QTrade is a simple, modular, and highly customizable trading interface capable of handling backtesting, reinforcement learning tasks.

## Features

- Backtesting engine
- Gym Trading environment simulation

## Installation

QTrade can be installed with [pip](https://pip.pypa.io):

```bash
$ pip install qtrade-lib
```

Alternatively, you can obtain the latest source code from [GitHub](https://github.com/gguan/qtrade):

```bash
$ git clone https://github.com/gguan/qtrade.git
$ cd qtrade
$ pip install .
```

### Run Example

To run the example code from repository:

```bash
$ pip install -r examples/requirements.txt
$ python examples/simple_strategy.py
```

### Requirements

- Python >= 3.10
- Dependencies declared in `pyproject.toml`

### Development

```bash
$ pip install -e ".[dev]"
$ pre-commit install   # auto-runs ruff + mypy on each commit
$ pytest               # run the test suite
```


### Usage

The [User Guide](guide/getting_started.md) is the place to learn how to use the library and accomplish common tasks.

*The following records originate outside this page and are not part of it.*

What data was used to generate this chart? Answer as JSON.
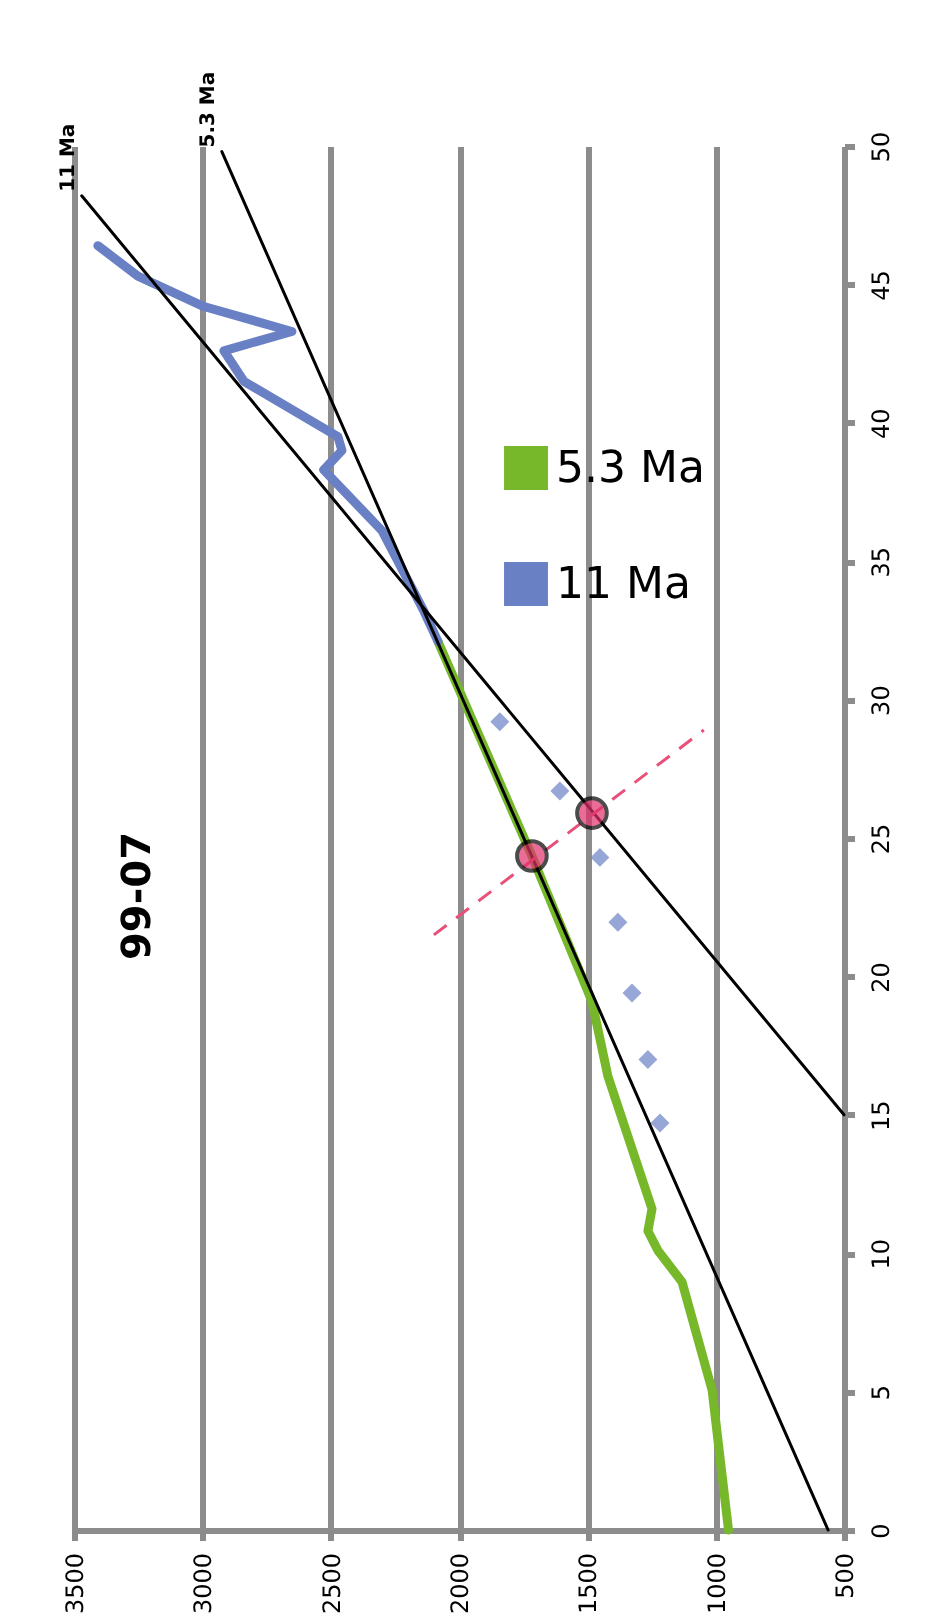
{
  "chart_data": {
    "type": "line",
    "xlim": [
      3500,
      500
    ],
    "xticks": [
      3500,
      3000,
      2500,
      2000,
      1500,
      1000,
      500
    ],
    "ylim": [
      0,
      50
    ],
    "yticks": [
      0,
      5,
      10,
      15,
      20,
      25,
      30,
      35,
      40,
      45,
      50
    ],
    "grid": "x",
    "legend": "top",
    "marker": "none",
    "annotations": [
      "99-07",
      {
        "text": "11 Ma",
        "x": 3470,
        "y": 48.2
      },
      {
        "text": "5.3 Ma",
        "x": 2924,
        "y": 49.8
      }
    ],
    "series": [
      {
        "name": "5.3 Ma",
        "color": "#77b82a",
        "x": [
          950,
          1014,
          1131,
          1225,
          1264,
          1248,
          1420,
          1482,
          1716,
          2082
        ],
        "values": [
          0,
          5.06,
          8.96,
          10.1,
          10.8,
          11.6,
          16.4,
          19.1,
          24.35,
          32.1
        ]
      },
      {
        "name": "11 Ma",
        "color": "#6a80c4",
        "x": [
          2082,
          2137,
          2300,
          2527,
          2456,
          2472,
          2838,
          2916,
          2651,
          2994,
          3251,
          3407
        ],
        "values": [
          32.1,
          33.2,
          36.1,
          38.3,
          39.0,
          39.5,
          41.5,
          42.6,
          43.3,
          44.2,
          45.3,
          46.4
        ]
      },
      {
        "type": "scatter",
        "marker": "diamond",
        "color": "#6a80c4",
        "x": [
          1217,
          1264,
          1326,
          1381,
          1451,
          1607,
          1841
        ],
        "values": [
          14.7,
          17.0,
          19.4,
          21.96,
          24.3,
          26.7,
          29.2
        ]
      },
      {
        "color": "#000000",
        "x": [
          562,
          2924
        ],
        "values": [
          0,
          49.8
        ]
      },
      {
        "color": "#000000",
        "x": [
          500,
          3470
        ],
        "values": [
          15,
          48.2
        ]
      },
      {
        "line_style": "dashed",
        "color": "#e8507a",
        "x": [
          2098,
          1046
        ],
        "values": [
          21.5,
          28.9
        ]
      },
      {
        "type": "scatter",
        "marker": "circle",
        "color": "#e0306a",
        "x": [
          1716,
          1482
        ],
        "values": [
          24.35,
          25.9
        ]
      }
    ]
  }
}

For more advanced customization, refer to the [Customization Guide](customisation/index.md).

The [Reference Documentation](reference/index.md) provides API-level documentation.


## References

This project is inspired by following projects.

- https://github.com/tensortrade-org/tensortrade
- https://github.com/kernc/backtesting.py


## License

This project is licensed under the MIT License - see the LICENSE file for details.